Steven Zhang1,Soo Jin Adrian Koh1,Philipp Rothemund1,Toshihiko Fukushima1,Sophie Kirkman1,Christoph Keplinger1,2
Max Planck Institute for Intelligent Systems1,University of Colorado Boulder2
Steven Zhang1,Soo Jin Adrian Koh1,Philipp Rothemund1,Toshihiko Fukushima1,Sophie Kirkman1,Christoph Keplinger1,2
Max Planck Institute for Intelligent Systems1,University of Colorado Boulder2
Energy efficiency of actuators is a critically important metric for untethered and mobile robotic systems.

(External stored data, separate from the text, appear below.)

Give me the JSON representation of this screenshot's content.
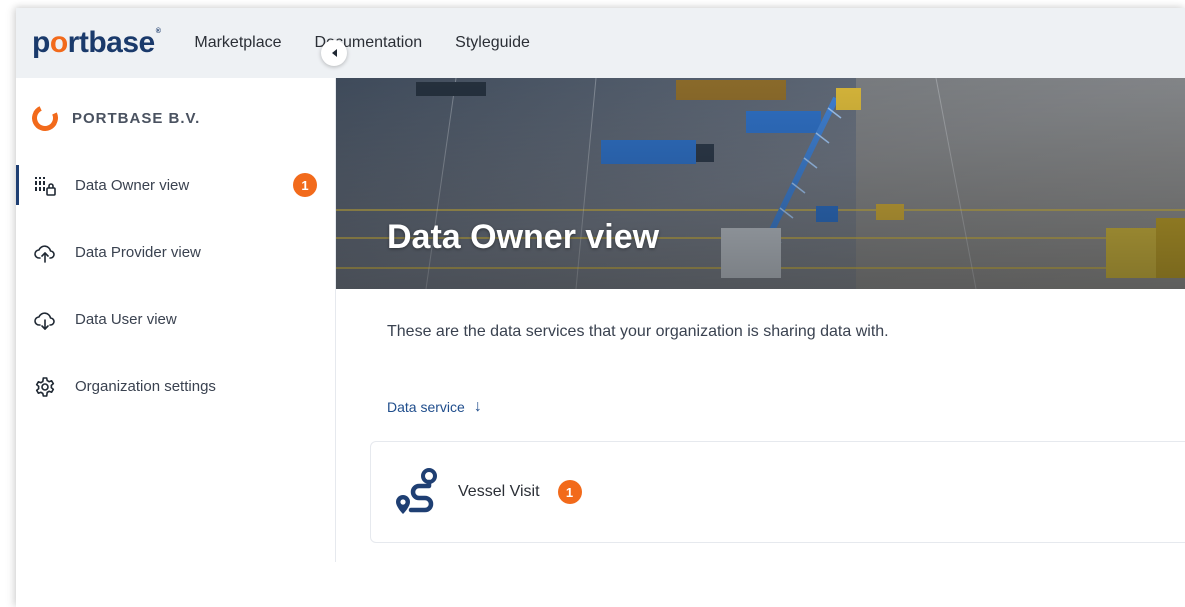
{
  "header": {
    "logo_text_pre": "p",
    "logo_text_o": "o",
    "logo_text_post": "rtbase",
    "logo_mark": "®",
    "nav": [
      "Marketplace",
      "Documentation",
      "Styleguide"
    ]
  },
  "sidebar": {
    "org_name": "PORTBASE B.V.",
    "items": [
      {
        "label": "Data Owner view",
        "icon": "data-owner-icon",
        "badge": "1",
        "active": true
      },
      {
        "label": "Data Provider view",
        "icon": "cloud-upload-icon"
      },
      {
        "label": "Data User view",
        "icon": "cloud-download-icon"
      },
      {
        "label": "Organization settings",
        "icon": "gear-icon"
      }
    ]
  },
  "hero": {
    "title": "Data Owner view"
  },
  "main": {
    "intro": "These are the data services that your organization is sharing data with.",
    "sort_label": "Data service",
    "sort_arrow": "↓",
    "services": [
      {
        "name": "Vessel Visit",
        "badge": "1",
        "icon": "route-icon"
      }
    ]
  },
  "colors": {
    "accent": "#f26a1b",
    "brand": "#1a3a6b",
    "link": "#1f4d8c"
  }
}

The field of soft electrostatic actuators is missing an universal, easy to use tool and a standard that allow measurement and analysis of actuator’s intrinsic electrostatic-mechanical efficiency. Thus, in this work, a method to measure and optimize the efficiency of soft electrostatic actuators is developed, where the four work conjugate parameters: voltage, charge, force, and displacement, can be monitored in real time. The full cycle efficiency of electrostatic actuators can be calculated by dividing the area enclosed in the force-displacement plane and the area enclosed in the chargevoltage plane. We demonstrate our method using HASEL actuators as a model system, and the intrinsic electrical and mechanical losses were studied, and efficiency was calculated at different driving voltages and loads. It was found that there is an optimal load resulting in an efficiency of 58% for HASEL actuators. The method can be further used to study the impact of various parameters such as frequency, and the use of new materials systems and geometries on the efficiency.